In a lengthy talk, John H. Cochrane, who specializes in financial economics and macroeconomics and is the AQR Capital Management Distinguished Service Professor of Finance at the University of Chicago and a Senior Fellow at the Hoover Institution at Stanford University, said that “especially raising taxes on people who wanted to invest in Greece, expand businesses, and hire people was a very poor decision.”
Professor Cochrane added that “Greece may be expected to pay back its debts, but this should be done by helping its economy grow, not by imposing ever higher taxes on business and citizens.”
Furthermore, Cochrane thinks that Greece made a bad choice by opting for a bailout instead of defaulting on its debts. As he said, “I think defaulting on the original lenders, who made a lot of money in the good times, would have been a good policy for Greece and for Europe. In a currency union, sovereign debt must be allowed to default, just like corporate debt. It would have cost Greece a fair amount in the short run, admittedly. Default followed by structural reform might have allowed Greece to quickly start growing. Default followed by cutting itself off from the world would have been a worse disaster than now.”
Asked whether Greece should default at the present juncture, Professor Cochrane said this: “There is little benefit now, since most of the debt is in foreign official hands and they seem willing to extend as needed. The key for Greece is a far reaching structural reform, openness, and to become a trading and entrepreneurial society. If it did this, it wouldn’t have to default. Default without such measures would cut Greece off from the world with little benefit.”

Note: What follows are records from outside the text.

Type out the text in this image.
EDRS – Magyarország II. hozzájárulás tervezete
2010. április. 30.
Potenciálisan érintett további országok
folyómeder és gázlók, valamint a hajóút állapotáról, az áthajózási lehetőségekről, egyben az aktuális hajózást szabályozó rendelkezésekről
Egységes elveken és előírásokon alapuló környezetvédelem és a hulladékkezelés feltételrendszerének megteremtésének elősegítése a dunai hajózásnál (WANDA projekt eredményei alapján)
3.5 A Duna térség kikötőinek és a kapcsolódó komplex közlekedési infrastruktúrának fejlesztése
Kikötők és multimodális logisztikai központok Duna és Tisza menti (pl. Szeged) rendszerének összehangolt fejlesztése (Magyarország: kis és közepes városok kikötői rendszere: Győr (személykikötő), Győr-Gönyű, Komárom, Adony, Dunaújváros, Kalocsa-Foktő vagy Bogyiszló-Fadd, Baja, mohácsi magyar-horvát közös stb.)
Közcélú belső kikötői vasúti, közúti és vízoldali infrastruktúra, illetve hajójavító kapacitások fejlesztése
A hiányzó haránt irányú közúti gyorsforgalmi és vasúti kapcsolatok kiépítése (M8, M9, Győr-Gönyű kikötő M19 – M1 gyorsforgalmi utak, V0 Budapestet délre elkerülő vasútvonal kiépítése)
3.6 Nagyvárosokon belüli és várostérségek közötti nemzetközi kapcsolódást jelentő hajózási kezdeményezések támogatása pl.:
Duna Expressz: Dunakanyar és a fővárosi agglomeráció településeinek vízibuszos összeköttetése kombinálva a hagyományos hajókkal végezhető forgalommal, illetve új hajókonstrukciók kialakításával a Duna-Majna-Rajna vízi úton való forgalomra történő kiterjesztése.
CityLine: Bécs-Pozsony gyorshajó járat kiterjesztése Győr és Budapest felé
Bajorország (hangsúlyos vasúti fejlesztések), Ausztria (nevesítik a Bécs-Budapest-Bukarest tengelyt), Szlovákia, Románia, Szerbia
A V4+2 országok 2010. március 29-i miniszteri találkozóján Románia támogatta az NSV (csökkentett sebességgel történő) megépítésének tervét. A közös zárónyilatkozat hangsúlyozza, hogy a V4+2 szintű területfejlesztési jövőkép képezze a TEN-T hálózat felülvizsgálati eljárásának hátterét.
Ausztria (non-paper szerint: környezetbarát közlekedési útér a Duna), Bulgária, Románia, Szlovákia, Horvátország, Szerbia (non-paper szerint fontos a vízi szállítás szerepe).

While some economists maintain that Greece would be better off by leaving the euro, Cochrane thinks this would be a mistake. As he stressed to me “Greece did not grow like crazy when it had its own currency, and regularly devalued and inflated. The capital controls in place now are I think most unfortunate. Greece has half left the Euro already. You’ve bought the benefits of a firm commitment to stay in the euro and not devalue and inflate. No point in spending those benefits now.”
With regard to the type of policies that he would advocate for re-boosting the Greek economy after seven years of a continuous recession, Cochrane said there is no magic formula and that he would recommend “The same structural reforms everyone recommends, but which Greece hasn’t started implementing. Get up to #1 on the World Bank Ease of Doing Business Index. Free labor markets, imports, exports, licenses, permits, zoning, and so forth. And introduce low simple taxes which you actually collect.”